CEO Sana Choudary talks about “How Zynga can turn its fate around in the next 6 months”
September 8, 2012
Unless you have been living under a rock you have seen the doom and gloom stories of Zynga—low Wall Street confidence, falling stock price, demotion and resignation of major executives and the list goes on. Industry veterans say it’s because Zynga has been focusing on tactics and metrics rather than creativity and innovation. Game designers say the non-gamer turned gamers have finally realized Zynga is giving them glorified slot machines filled with clicking grinds and meaningless rewards and that just doesn’t cut it anymore.
Meanwhile, Zynga’s fast follows have become faster–new skins of games launched by other developers with higher production quality, fancier sounds and shorter times before the player hits a paywall. All its games are based on doing that which has helped them succeed in the past—a zealous focus on traffic arbitrage, retention and monetization and iterating based on the metrics that measure them.
It is this metrics drive that helped it win against Playdom and Playfish by establishing and maintaining the strongest customer acquisition strategic position. Unfortunately for Zynga this strategy only contributes to company growth when you are expanding the pie by adding new non-gamers into the gamer mix. Many thanks to Tadhg Kelly for his detailed post describing Zynga’s current state of affairs.
To continue to grow, a new strategic position must be found and a metrics only approach cannot help provide insight into what that would be. This is because the insights that metrics provide are limited to what they have been designed to measure. They never help you ask new qualitative questions that the data does not reflect and in the famous words of Einstein: “Not everything that counts can be measured. Not everything that can be measured counts.”
So how does Zynga find its new strategic position? After all they do have a large player base that believes and trusts in the Zynga brand to bring in new game experiences. The answer is the infusion to the company of new DNA primarily of developers who are focused on new game play innovation. To do this Zynga would have to do things very differently than what they are used to.
Invest in makers of innovative game franchises
Here is a list of Zynga’s acquisitions this year.
If you look closely at size of company, the number of games launched and their performance you will start seeing a trend. With the exception of one, all the acquisitions were talent acquisitions of teams bought in to scale up existing Zynga tech infrastructure. The one exception to this was OMGPOP, bought for Draw Something’s userbase as it was the same demo as Zynga’s existing mobile games.
None of these acquisitions were of studios bought for their ability to innovate on new ways to compete or make new types of games that meet underserved customer demos or unmet needs—the ingredients of truly innovative successful game IPs.
Those types of studios exist and despite the rocky investment climate for game studios* many of them have not only survived but thrived. They have passionate players playing the game for much longer lifetimes than the Zynga games (I have seen upwards of 9 month lifetimes in several games recently).

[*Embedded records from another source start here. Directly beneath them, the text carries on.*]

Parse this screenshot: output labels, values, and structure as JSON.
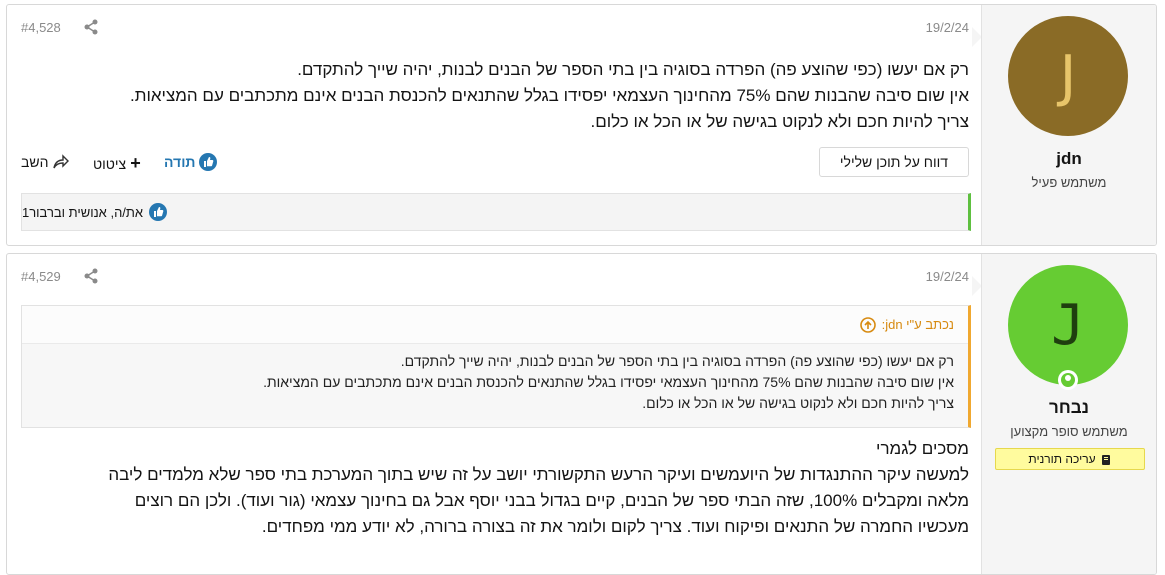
{
  "posts": [
    {
      "number": "#4,528",
      "date": "19/2/24",
      "author": {
        "name": "jdn",
        "title": "משתמש פעיל",
        "avatar_letter": "J",
        "avatar_color": "#8a6b26"
      },
      "body_lines": [
        "רק אם יעשו (כפי שהוצע פה) הפרדה בסוגיה בין בתי הספר של הבנים לבנות, יהיה שייך להתקדם.",
        "אין שום סיבה שהבנות שהם 75% מהחינוך העצמאי יפסידו בגלל שהתנאים להכנסת הבנים אינם מתכתבים עם המציאות.",
        "צריך להיות חכם ולא לנקוט בגישה של או הכל או כלום."
      ],
      "actions": {
        "report": "דווח על תוכן שלילי",
        "thanks": "תודה",
        "quote": "ציטוט",
        "reply": "השב"
      },
      "reactions": "את/ה, אנושית וברבור1"
    },
    {
      "number": "#4,529",
      "date": "19/2/24",
      "author": {
        "name": "נבחר",
        "title": "משתמש סופר מקצוען",
        "avatar_letter": "J",
        "avatar_color": "#66cc33",
        "banner": "עריכה תורנית"
      },
      "quote": {
        "header": "נכתב ע\"י jdn:",
        "lines": [
          "רק אם יעשו (כפי שהוצע פה) הפרדה בסוגיה בין בתי הספר של הבנים לבנות, יהיה שייך להתקדם.",
          "אין שום סיבה שהבנות שהם 75% מהחינוך העצמאי יפסידו בגלל שהתנאים להכנסת הבנים אינם מתכתבים עם המציאות.",
          "צריך להיות חכם ולא לנקוט בגישה של או הכל או כלום."
        ]
      },
      "body_lines": [
        "מסכים לגמרי",
        "למעשה עיקר ההתנגדות של היועמשים ועיקר הרעש התקשורתי יושב על זה שיש בתוך המערכת בתי ספר שלא מלמדים ליבה",
        "מלאה ומקבלים 100%, שזה הבתי ספר של הבנים, קיים בגדול בבני יוסף אבל גם בחינוך עצמאי (גור ועוד). ולכן הם רוצים",
        "מעכשיו החמרה של התנאים ופיקוח ועוד. צריך לקום ולומר את זה בצורה ברורה, לא יודע ממי מפחדים."
      ]
    }
  ],
  "colors": {
    "accent": "#2577b1",
    "like_bar": "#5ec040",
    "quote_bar": "#f0a830",
    "banner_bg": "#fffb9e"
  },
  "icons": [
    "share-icon",
    "like-icon",
    "plus-icon",
    "reply-icon",
    "quote-up-icon",
    "online-status-icon",
    "book-icon"
  ]
}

To get a choice to select from the best–Zynga should strategically invest in innovative franchise game creators that have shown some traction in initial user uptake and monetization at low or no distribution budgets. It should then leave these studios to create for 6-8 months on its own with little Zynga interference. At the end of this time any studio that has successfully created new innovative IPs even if it does not match Zynga’s demo should than be acquired to run an internal studio focused on fully leveraging that market.
Fix reputations problems in parallel to win win publishing deal offers
Zynga has become more active with publishing recently. From those who have entered these deals I have only heard good things. Unlike some of the Draconian “kill all other options for startup deals” offered by companies like 6waves, Zynga deals have been pretty fair—they do not own IP, do not require exclusive right of first refusal on sequels or future IPs. In short, they are letting your first born stay with you.
Unfortunately, the overwhelming majority of small to mid-sized developers (the truly innovative of the bunch) will never approach Zynga for publishing deals. A quick survey to YetiZen’s San Francisco Game Developer Workshop community which has over 5000 members came back with 61 percent of developers claiming they will never consider working with Zynga in any capacity.
This shouldn’t be surprising. Lets face it developers love digging on Zynga. Let’s stick it to the man! That being said, Zynga has had questionable practices in the past affecting developers. News travels fast in the developer community and reputations become entrenched.
At the end of the day most large publishers have the exact same key selling point to developers—a large distribution base. Some like Zynga have it and others buy it. What distinguishes publishers is reputation and personal relationships. Instead of believing this bad reputation is not a real issue and their fair deals will pave the way to bringing more developers to work with them, Zynga must really begin repairing its relationships with game developers.
The best way to do this is showing support for education in the game developer ecosystem. Sure at first developers will take pug shots but if Zynga consistently educates the market on what it has learned in launching various successful titles developers will start trusting it more, allowing it to adequately canvas the market for strong IPs it can publish.